Fighting brothers

The Chisholm Family and the War of 1812, Part 6

Among the earliest settlers in East Flamborough Township were two brothers, William and John Applegarth from the village of Standrop, in the county of Durham, England.

William, born in 1764, arrived in 1791 and became the first schoolmaster at  Head-of-the-Lake. John, born in 1784, emigrated to join his brother who was living in the present-day area of Aldershot in 1801. Prior to the outbreak of hostilities along the American border in 1809, the brothers erected the first mill in East Flamborough Township, a small gristmill on the lower banks of the Grindstone Creek – in an area that later became known as Hidden Valley.

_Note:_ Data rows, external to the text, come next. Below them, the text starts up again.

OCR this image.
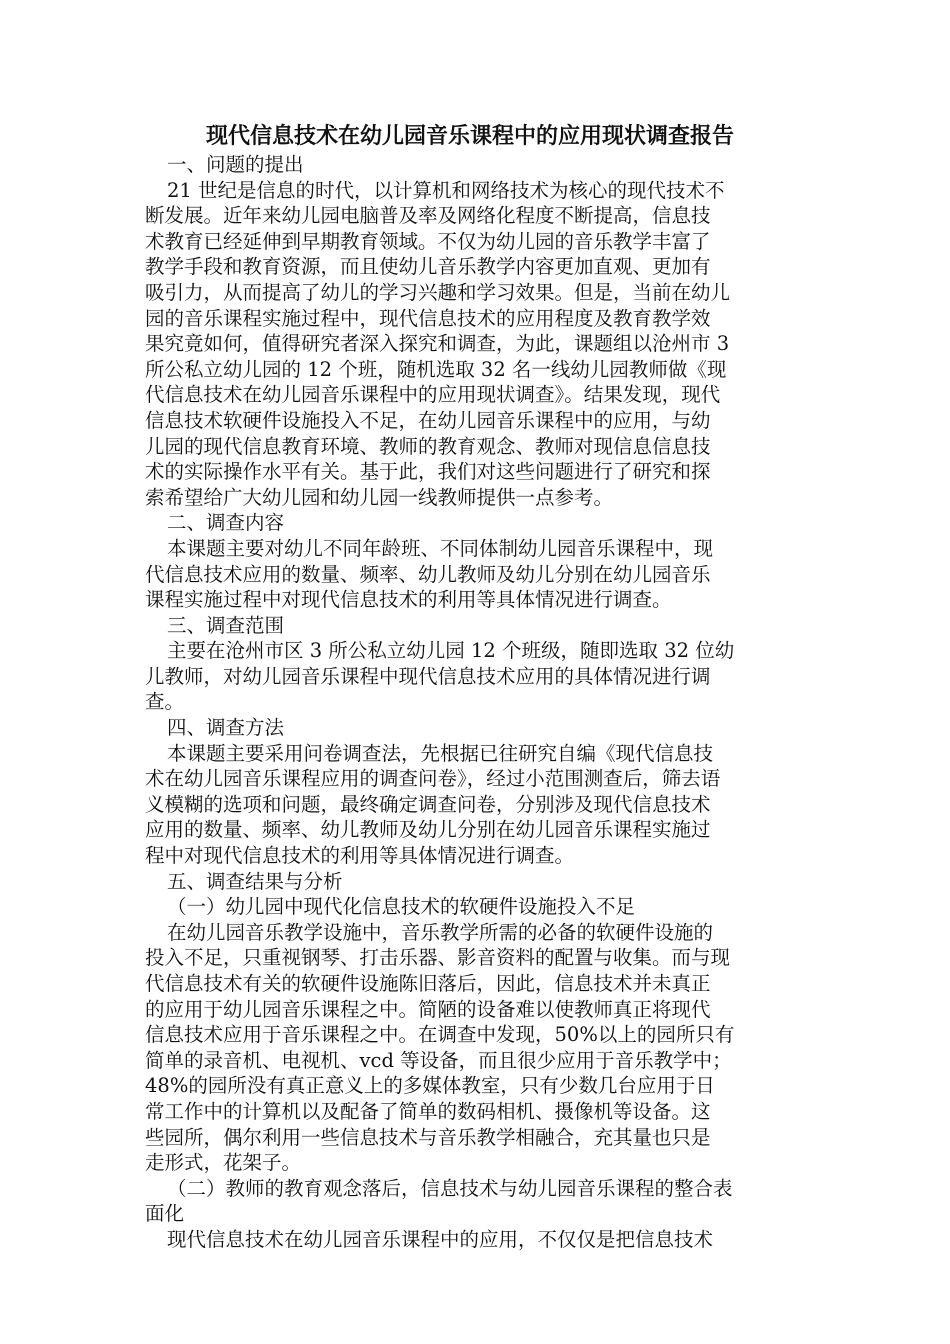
现代信息技术在幼儿园音乐课程中的应用现状调查报告

一、问题的提出

21 世纪是信息的时代，以计算机和网络技术为核心的现代技术不

断发展。近年来幼儿园电脑普及率及网络化程度不断提高，信息技

术教育已经延伸到早期教育领域。不仅为幼儿园的音乐教学丰富了

教学手段和教育资源，而且使幼儿音乐教学内容更加直观、更加有

吸引力，从而提高了幼儿的学习兴趣和学习效果。但是，当前在幼儿

园的音乐课程实施过程中，现代信息技术的应用程度及教育教学效

果究竟如何，值得研究者深入探究和调查，为此，课题组以沧州市 3

所公私立幼儿园的 12 个班，随机选取 32 名一线幼儿园教师做《现

代信息技术在幼儿园音乐课程中的应用现状调查》。结果发现，现代

信息技术软硬件设施投入不足，在幼儿园音乐课程中的应用，与幼

儿园的现代信息教育环境、教师的教育观念、教师对现信息信息技

术的实际操作水平有关。基于此，我们对这些问题进行了研究和探

索希望给广大幼儿园和幼儿园一线教师提供一点参考。

二、调查内容

本课题主要对幼儿不同年龄班、不同体制幼儿园音乐课程中，现

代信息技术应用的数量、频率、幼儿教师及幼儿分别在幼儿园音乐

课程实施过程中对现代信息技术的利用等具体情况进行调查。

三、调查范围

主要在沧州市区 3 所公私立幼儿园 12 个班级，随即选取 32 位幼

儿教师，对幼儿园音乐课程中现代信息技术应用的具体情况进行调

查。

四、调查方法

本课题主要采用问卷调查法，先根据已往研究自编《现代信息技

术在幼儿园音乐课程应用的调查问卷》，经过小范围测查后，筛去语

义模糊的选项和问题，最终确定调查问卷，分别涉及现代信息技术

应用的数量、频率、幼儿教师及幼儿分别在幼儿园音乐课程实施过

程中对现代信息技术的利用等具体情况进行调查。

五、调查结果与分析

（一）幼儿园中现代化信息技术的软硬件设施投入不足

在幼儿园音乐教学设施中，音乐教学所需的必备的软硬件设施的

投入不足，只重视钢琴、打击乐器、影音资料的配置与收集。而与现

代信息技术有关的软硬件设施陈旧落后，因此，信息技术并未真正

的应用于幼儿园音乐课程之中。简陋的设备难以使教师真正将现代

信息技术应用于音乐课程之中。在调查中发现，50%以上的园所只有

简单的录音机、电视机、vcd 等设备，而且很少应用于音乐教学中；

48%的园所没有真正意义上的多媒体教室，只有少数几台应用于日

常工作中的计算机以及配备了简单的数码相机、摄像机等设备。这

些园所，偶尔利用一些信息技术与音乐教学相融合，充其量也只是

走形式，花架子。

（二）教师的教育观念落后，信息技术与幼儿园音乐课程的整合表

面化

现代信息技术在幼儿园音乐课程中的应用，不仅仅是把信息技术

Both brothers had distinguished military careers. William, listed as an ensign in the 2nd York Regiment of 1804, had risen to the rank of captain when war was declared in 1812. John, who had joined as a private, ended his career as a lieutenant. During the fall of 1812, the brothers saw action at the taking of Detroit under Captain Samuel Hatt and were at Queenston later in the year when the threatened invasion of the Niagara Peninsula was halted. William returned to East Flamborough after the Battle at Queenston Heights and saw no more military action.

John remained in the military and was in the Stoney Creek area on June 5, 1813, just before the Battle of Stoney Creek. In an account of the battle, narrated by J. H. Land that was reprinted in the Hamilton Evening Times on June 6, 1900, John recalled the sighting of a Yankee vessel landing reinforcements of men for the army as he and Captain Elijah Secord were assigned to duty on the brow of the Niagara Escarpment.  “Stationed not far from where the extension of Barton Street joins the Stoney Creek road from the Beach, they spent hours on watching the enemy, until the sounds of the firing, telling of the attack begun, aroused them!”

After the war, the brothers returned to rebuild their gristmill which had been destroyed by fire in 1812. Soon after, William opened one of the earliest stores in the Town of Hamilton and John eventually came to own a bakery on John Street in Hamilton.

During the 1820s, William was appointed to a number of government positions, including commissioner on the Burlington Beach Canal project.

William Applegarth died in 1839 and was buried in St. Matthew’s Churchyard, Aldershot. John died in 1854 and was buried in the York Street Cemetery, Hamilton.

Philip von der Kall, Flamborough Archives Co-op student.